95 Me. 197 | Me. | 1901
These are complaints based on sections 40 and 43 of cbap. 27 of the revised statutes, authorizing the process for “search and seizure.” The cases come to this court on exceptions to the overruling of the defendants, demurrers to the complaints. The complaint in each case is, that intoxicating liquors were kept and deposited by the defendants “in the dwelling-house and inn being known as the Jefferson Hotel and its appurtenances, situated on the northerly side of Congress street in said Portland and numbered nine hundred and forty-one on said street and occupied by said Lessard and Sullivan, a part of said dwelling-house and inn being used for purposes of traffic by said Lessard and Sullivan, said Lessard and Sullivan not being then and there authorized by law to sell said liquors within said state.”

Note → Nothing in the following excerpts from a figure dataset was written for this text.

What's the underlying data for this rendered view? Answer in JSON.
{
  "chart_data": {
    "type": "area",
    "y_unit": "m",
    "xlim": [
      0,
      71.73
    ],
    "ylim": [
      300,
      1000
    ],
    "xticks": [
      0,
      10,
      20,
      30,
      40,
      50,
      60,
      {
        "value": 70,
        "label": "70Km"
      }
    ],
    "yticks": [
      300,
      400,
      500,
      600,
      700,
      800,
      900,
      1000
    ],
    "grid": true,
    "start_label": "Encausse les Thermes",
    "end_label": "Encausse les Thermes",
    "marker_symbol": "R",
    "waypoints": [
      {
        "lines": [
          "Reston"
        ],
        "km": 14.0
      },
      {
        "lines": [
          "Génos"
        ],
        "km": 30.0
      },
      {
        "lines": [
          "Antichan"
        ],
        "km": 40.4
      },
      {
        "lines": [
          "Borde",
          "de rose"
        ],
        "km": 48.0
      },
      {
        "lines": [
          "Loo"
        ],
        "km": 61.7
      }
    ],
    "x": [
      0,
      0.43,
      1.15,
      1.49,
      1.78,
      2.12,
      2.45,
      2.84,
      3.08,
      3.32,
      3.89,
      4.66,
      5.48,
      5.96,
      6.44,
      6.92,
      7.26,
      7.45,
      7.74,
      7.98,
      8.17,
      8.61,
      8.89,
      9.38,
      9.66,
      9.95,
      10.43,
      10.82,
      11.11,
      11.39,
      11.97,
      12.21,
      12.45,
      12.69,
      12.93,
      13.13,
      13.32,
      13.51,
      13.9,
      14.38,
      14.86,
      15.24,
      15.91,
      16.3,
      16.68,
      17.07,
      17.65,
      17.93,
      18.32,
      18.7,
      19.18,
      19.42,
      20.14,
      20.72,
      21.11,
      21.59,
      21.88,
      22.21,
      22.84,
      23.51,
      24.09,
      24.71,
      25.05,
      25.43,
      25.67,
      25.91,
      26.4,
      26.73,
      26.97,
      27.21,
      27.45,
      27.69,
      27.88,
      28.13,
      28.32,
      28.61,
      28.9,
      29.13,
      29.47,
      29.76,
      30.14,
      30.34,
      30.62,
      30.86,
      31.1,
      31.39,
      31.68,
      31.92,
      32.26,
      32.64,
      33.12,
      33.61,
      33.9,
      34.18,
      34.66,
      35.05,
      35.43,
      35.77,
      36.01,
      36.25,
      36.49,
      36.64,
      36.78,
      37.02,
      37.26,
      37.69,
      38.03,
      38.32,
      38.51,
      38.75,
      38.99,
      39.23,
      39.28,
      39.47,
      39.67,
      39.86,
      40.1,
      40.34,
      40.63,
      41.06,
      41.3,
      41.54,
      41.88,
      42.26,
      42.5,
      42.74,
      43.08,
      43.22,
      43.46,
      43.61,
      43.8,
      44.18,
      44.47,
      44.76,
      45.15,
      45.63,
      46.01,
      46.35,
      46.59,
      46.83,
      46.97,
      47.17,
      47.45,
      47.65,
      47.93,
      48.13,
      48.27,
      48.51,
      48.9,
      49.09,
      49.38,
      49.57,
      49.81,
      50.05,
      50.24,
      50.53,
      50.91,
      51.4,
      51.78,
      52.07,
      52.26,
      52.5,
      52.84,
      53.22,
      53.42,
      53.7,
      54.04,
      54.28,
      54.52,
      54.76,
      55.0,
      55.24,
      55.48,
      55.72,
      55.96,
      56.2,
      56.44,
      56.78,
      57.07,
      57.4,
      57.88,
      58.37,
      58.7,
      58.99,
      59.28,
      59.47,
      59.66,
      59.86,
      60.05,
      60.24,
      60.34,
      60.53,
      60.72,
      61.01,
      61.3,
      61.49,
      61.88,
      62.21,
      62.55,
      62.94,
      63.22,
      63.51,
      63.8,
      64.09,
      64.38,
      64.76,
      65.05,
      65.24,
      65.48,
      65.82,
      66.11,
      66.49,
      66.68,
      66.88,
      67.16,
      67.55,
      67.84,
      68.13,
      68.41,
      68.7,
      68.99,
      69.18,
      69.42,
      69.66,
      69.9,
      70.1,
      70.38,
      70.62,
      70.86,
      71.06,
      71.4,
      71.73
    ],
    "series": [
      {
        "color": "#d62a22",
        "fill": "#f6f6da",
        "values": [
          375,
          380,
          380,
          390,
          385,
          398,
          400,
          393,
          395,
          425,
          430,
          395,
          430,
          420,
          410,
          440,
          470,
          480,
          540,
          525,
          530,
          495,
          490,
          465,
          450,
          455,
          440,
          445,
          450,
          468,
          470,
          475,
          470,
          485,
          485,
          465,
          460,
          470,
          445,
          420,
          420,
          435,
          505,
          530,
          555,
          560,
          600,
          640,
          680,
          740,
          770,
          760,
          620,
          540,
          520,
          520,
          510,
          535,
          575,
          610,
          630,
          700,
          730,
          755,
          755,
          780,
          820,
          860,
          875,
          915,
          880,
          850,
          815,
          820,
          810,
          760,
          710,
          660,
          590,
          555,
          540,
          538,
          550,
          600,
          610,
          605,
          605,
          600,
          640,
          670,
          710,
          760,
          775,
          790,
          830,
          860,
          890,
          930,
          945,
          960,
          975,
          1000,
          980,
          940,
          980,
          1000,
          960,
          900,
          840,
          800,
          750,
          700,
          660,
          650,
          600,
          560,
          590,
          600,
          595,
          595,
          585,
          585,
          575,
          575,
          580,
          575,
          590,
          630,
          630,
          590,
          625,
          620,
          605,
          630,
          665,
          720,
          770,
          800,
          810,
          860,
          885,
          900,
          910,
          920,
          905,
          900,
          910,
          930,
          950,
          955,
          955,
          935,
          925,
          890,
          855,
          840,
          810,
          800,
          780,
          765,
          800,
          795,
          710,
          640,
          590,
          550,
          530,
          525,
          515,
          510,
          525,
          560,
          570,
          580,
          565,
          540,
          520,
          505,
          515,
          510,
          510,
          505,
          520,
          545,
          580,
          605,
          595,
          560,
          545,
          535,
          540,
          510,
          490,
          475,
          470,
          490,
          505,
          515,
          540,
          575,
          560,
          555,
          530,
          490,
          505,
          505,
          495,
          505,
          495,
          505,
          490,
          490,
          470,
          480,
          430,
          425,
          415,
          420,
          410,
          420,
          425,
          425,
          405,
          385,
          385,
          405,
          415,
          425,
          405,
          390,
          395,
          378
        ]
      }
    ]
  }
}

I. In support of the demurrer it is argued, in the first place, that the complaint does not allege “in a direct and affirmative way” that a part of the dwelling-house was used as an inn, or for purposes of traffic, or that the defendants were not authorized by law to sell the liquors in this state. But this objection is clearly unsupported either by reason or authority. In State v. Dunning, 83 Maine, 178, it was charged in the indictment that the defendant “did catch and have in his possession one hundred and eleven lobsters, each of said lobsters then and there being less than ten and one-half inches in length . ... which said lobsters when caught being shorter than ten and one-half inches”; and the court held that this was a sufficient allegation that the lobsters were less than the prescribed length when caught, saying: “A material averment may sometimes be introduced with as much clearness and .... certainty by means of the participial clause commenced by the word ‘ being,’ as in the form of the direct proposition of a declarative sentence. The practice is too familiar and well established to require the citation of the numerous precedents found on the county attorney’s brief.” Furthermore, the latter averment objected to in the complaint is precisely the one pre
II. But the defendants interpose the further objection, that although the warrant expressly directs the officers to search a dwelling-house in the night time, it contains no averment showing any statute authority for such search. It is contended that section 14 of chap. 132, R. S., respecting warrants to search for stolen property and for the arrest of the criminal, is applicable to this process to search for intoxicating liquors, and that the complaint should accordingly allege that the magistrate is satisfied that a search in the night time is “necessary to prevent the removal of such person or property.”
But this objection is also clearly untenable. The leading provisions of chapter 132 R. S., including section 14, had existed many years prior to the enactment of the statute on which this complaint is founded. They relate to an entirely separate and distinct class of offenses, and it-was manifestly the intention of the legislature that proceedings to search for intoxicating liquors should be regulated and controlled by the provisions of chapter 27 and not by the requirements of chapter 132, which are, for the most part, entirely inappropriate to the search for liquors. In State v. Welch, 79, Maine, 99, the facts were precisely analogous to those at bar. In that case the complaint was based on section 40 of chap. 27, R. S., and it was contended in behalf of the defense that the complaint should allege that the complainant “has probable cause to suspect and does suspect”, as required by section 11 of ch. 132, R. S. But the court held that such an allegation was not required, and that it was sufficient to follow the language of the statute on which the complaint was based, citing State v. Nowlan, 64 Maine, 531.
In the cases at bar the direction in the respective warrants to search in the night time is surplusage. A general direction to enter and search for the liquors without any restriction as to time, is sufficient authority to make the search in the night time as well as in the day time.
III. Finally it is said, that the numbers mentioned in the description of the premises are “misleading and unsatisfactory,” for the reason that Jefferson Hotel is alleged by counsel to have four numbers on the street, and that different numbers are employed in different complaints. But there is no evidence of these facts before the court in any of these cases.
The description of the premises in each of these complaints is obviously sufficient on demurrer. In each case the entry must be,
Exceptions overruled. Judgment for the State.